‘There are two kinds of music, ‘Johnny’ and ‘Cash’’
By DAVE ASKINS Staff Reporter
A near capacity crowd in the 280-seat Lawrence Welk Opera House at Prairie Village rose to its feet at the end of a more than 30-song set by the The Holy Rocka Rollaz Saturday night. But they weren’t leaving. Their standing ovation demanded an encore from the trio.
Mark Flora (vocals, guitar), his wife Lisa Lynn (vocals, bass) and Matt Alexander (drums) obliged with two more songs from 1950s artists: “I Saw the Light” written by Hank Williams and “Rave On!” made popular by Buddy Holly.
The encore number written by Williams was a natural tie to the prison ministry work that Flora does. As he told the Lawrence Welk Opera House crowd, the South Dakota State Penitentiary was the first venue the group ever played.
The South Dakota connection to the Minneapolis-based band is actually deeper than that first prison venue. Lisa Lynn is from Bradley (pop. 72), about 40 miles northwest of Watertown, where her parents still run a cow-calf operation and grow corn, beans and wheat. Flora described his father-in-law as an “opinionated man” who believed there were only two kinds of music: “Johnny” and “Cash.”
That was the lead-in to Cash’s “Folsom Prison Blues.” With its opening line — “I hear the train a comin’ rollin’ ’round the bend” — the tune could have served as a kind of theme song for historic Prairie Village, which was celebrating Railroad Days over the weekend.
Flora sprinkled in vignettes from the early days of rock-n-roll in his between-song banter, including the group’s own brushes with history. Those included an occasion when Connie Valens asked if she could join them on stage to sing one of her big brother Ritchie’s songs. That story was Flora’s intro to Lisa Lynn’s rendition of “We Belong Together.”
The crowd got its first hint of Lisa Lynn’s strength as a singer just a few songs into the set, when the pair sang “Jackson” — a song popularized in duet form by Johnny and June Carter Cash. And after she had delivered spot-on renditions of Patsy Cline tunes like “Walkin’ After Midnight,” “She’s Got You” and “Crazy,” Flora told the crowd: “She can sing Patsy Cline, can’t she!”

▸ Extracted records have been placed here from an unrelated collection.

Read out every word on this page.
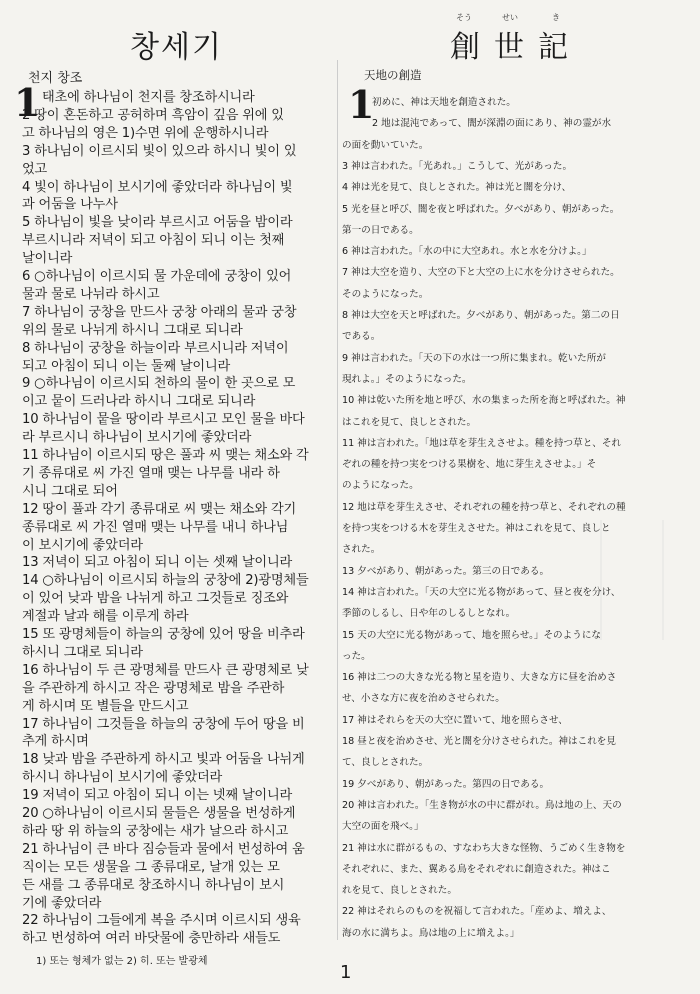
창세기
천지 창조
1 태초에 하나님이 천지를 창조하시니라
2 땅이 혼돈하고 공허하며 흑암이 깊음 위에 있
고 하나님의 영은 1)수면 위에 운행하시니라
3 하나님이 이르시되 빛이 있으라 하시니 빛이 있
었고
4 빛이 하나님이 보시기에 좋았더라 하나님이 빛
과 어둠을 나누사
5 하나님이 빛을 낮이라 부르시고 어둠을 밤이라
부르시니라 저녁이 되고 아침이 되니 이는 첫째
날이니라
6 ○하나님이 이르시되 물 가운데에 궁창이 있어
물과 물로 나뉘라 하시고
7 하나님이 궁창을 만드사 궁창 아래의 물과 궁창
위의 물로 나뉘게 하시니 그대로 되니라
8 하나님이 궁창을 하늘이라 부르시니라 저녁이
되고 아침이 되니 이는 둘째 날이니라
9 ○하나님이 이르시되 천하의 물이 한 곳으로 모
이고 뭍이 드러나라 하시니 그대로 되니라
10 하나님이 뭍을 땅이라 부르시고 모인 물을 바다
라 부르시니 하나님이 보시기에 좋았더라
11 하나님이 이르시되 땅은 풀과 씨 맺는 채소와 각
기 종류대로 씨 가진 열매 맺는 나무를 내라 하
시니 그대로 되어
12 땅이 풀과 각기 종류대로 씨 맺는 채소와 각기
종류대로 씨 가진 열매 맺는 나무를 내니 하나님
이 보시기에 좋았더라
13 저녁이 되고 아침이 되니 이는 셋째 날이니라
14 ○하나님이 이르시되 하늘의 궁창에 2)광명체들
이 있어 낮과 밤을 나뉘게 하고 그것들로 징조와
계절과 날과 해를 이루게 하라
15 또 광명체들이 하늘의 궁창에 있어 땅을 비추라
하시니 그대로 되니라
16 하나님이 두 큰 광명체를 만드사 큰 광명체로 낮
을 주관하게 하시고 작은 광명체로 밤을 주관하
게 하시며 또 별들을 만드시고
17 하나님이 그것들을 하늘의 궁창에 두어 땅을 비
추게 하시며
18 낮과 밤을 주관하게 하시고 빛과 어둠을 나뉘게
하시니 하나님이 보시기에 좋았더라
19 저녁이 되고 아침이 되니 이는 넷째 날이니라
20 ○하나님이 이르시되 물들은 생물을 번성하게
하라 땅 위 하늘의 궁창에는 새가 날으라 하시고
21 하나님이 큰 바다 짐승들과 물에서 번성하여 움
직이는 모든 생물을 그 종류대로, 날개 있는 모
든 새를 그 종류대로 창조하시니 하나님이 보시
기에 좋았더라
22 하나님이 그들에게 복을 주시며 이르시되 생육
하고 번성하여 여러 바닷물에 충만하라 새들도
1) 또는 형체가 없는 2) 히. 또는 발광체
創世記
そう	せい	き
天地の創造
1
初めに、神は天地を創造された。
2 地は混沌であって、闇が深淵の面にあり、神の霊が水
の面を動いていた。
3 神は言われた。「光あれ。」こうして、光があった。
4 神は光を見て、良しとされた。神は光と闇を分け、
5 光を昼と呼び、闇を夜と呼ばれた。夕べがあり、朝があった。
第一の日である。
6 神は言われた。「水の中に大空あれ。水と水を分けよ。」
7 神は大空を造り、大空の下と大空の上に水を分けさせられた。
そのようになった。
8 神は大空を天と呼ばれた。夕べがあり、朝があった。第二の日
である。
9 神は言われた。「天の下の水は一つ所に集まれ。乾いた所が
現れよ。」そのようになった。
10 神は乾いた所を地と呼び、水の集まった所を海と呼ばれた。神
はこれを見て、良しとされた。
11 神は言われた。「地は草を芽生えさせよ。種を持つ草と、それ
ぞれの種を持つ実をつける果樹を、地に芽生えさせよ。」そ
のようになった。
12 地は草を芽生えさせ、それぞれの種を持つ草と、それぞれの種
を持つ実をつける木を芽生えさせた。神はこれを見て、良しと
された。
13 夕べがあり、朝があった。第三の日である。
14 神は言われた。「天の大空に光る物があって、昼と夜を分け、
季節のしるし、日や年のしるしとなれ。
15 天の大空に光る物があって、地を照らせ。」そのようにな
った。
16 神は二つの大きな光る物と星を造り、大きな方に昼を治めさ
せ、小さな方に夜を治めさせられた。
17 神はそれらを天の大空に置いて、地を照らさせ、
18 昼と夜を治めさせ、光と闇を分けさせられた。神はこれを見
て、良しとされた。
19 夕べがあり、朝があった。第四の日である。
20 神は言われた。「生き物が水の中に群がれ。鳥は地の上、天の
大空の面を飛べ。」
21 神は水に群がるもの、すなわち大きな怪物、うごめく生き物を
それぞれに、また、翼ある鳥をそれぞれに創造された。神はこ
れを見て、良しとされた。
22 神はそれらのものを祝福して言われた。「産めよ、増えよ、
海の水に満ちよ。鳥は地の上に増えよ。」
1
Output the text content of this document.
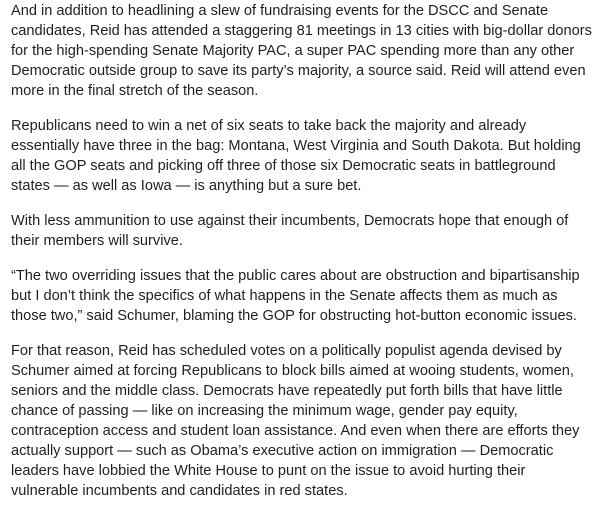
And in addition to headlining a slew of fundraising events for the DSCC and Senate candidates, Reid has attended a staggering 81 meetings in 13 cities with big-dollar donors for the high-spending Senate Majority PAC, a super PAC spending more than any other Democratic outside group to save its party’s majority, a source said. Reid will attend even more in the final stretch of the season.

Republicans need to win a net of six seats to take back the majority and already essentially have three in the bag: Montana, West Virginia and South Dakota. But holding all the GOP seats and picking off three of those six Democratic seats in battleground states — as well as Iowa — is anything but a sure bet.

With less ammunition to use against their incumbents, Democrats hope that enough of their members will survive.

“The two overriding issues that the public cares about are obstruction and bipartisanship but I don’t think the specifics of what happens in the Senate affects them as much as those two,” said Schumer, blaming the GOP for obstructing hot-button economic issues.

For that reason, Reid has scheduled votes on a politically populist agenda devised by Schumer aimed at forcing Republicans to block bills aimed at wooing students, women, seniors and the middle class. Democrats have repeatedly put forth bills that have little chance of passing — like on increasing the minimum wage, gender pay equity, contraception access and student loan assistance. And even when there are efforts they actually support — such as Obama’s executive action on immigration — Democratic leaders have lobbied the White House to punt on the issue to avoid hurting their vulnerable incumbents and candidates in red states.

Applause signaled the agreement of an audience well enough versed in Cline’s music that several voices called out with the correct answer when Flora asked if anyone knew who wrote the song, “Crazy,” which Cline made famous. (It was Willie Nelson.)
At one point, Flora encouraged audience members to dance in the aisles. Even if no one seemed inclined to respond to Flora’s invitation, the Opera House certainly saw its share of dancing back when it stood in Oldham, before it was moved to Prairie Village in 1970. Before the show, Mary Rook told the Daily Leader that her mother, Marie Rook, danced with Welk himself at the Opera House — then the “Socialist Hall” — and was a good enough dancer that she “took prizes.” Rook grew up in Madison but drove up to see the show from Sioux Falls, where she now lives.
Before the encore, The Holy Rocka Rollaz concluded their regular set with a song Flora called the “greatest rock-n-roll song of all time:” Chuck Berry’s “Johnny B. Goode.”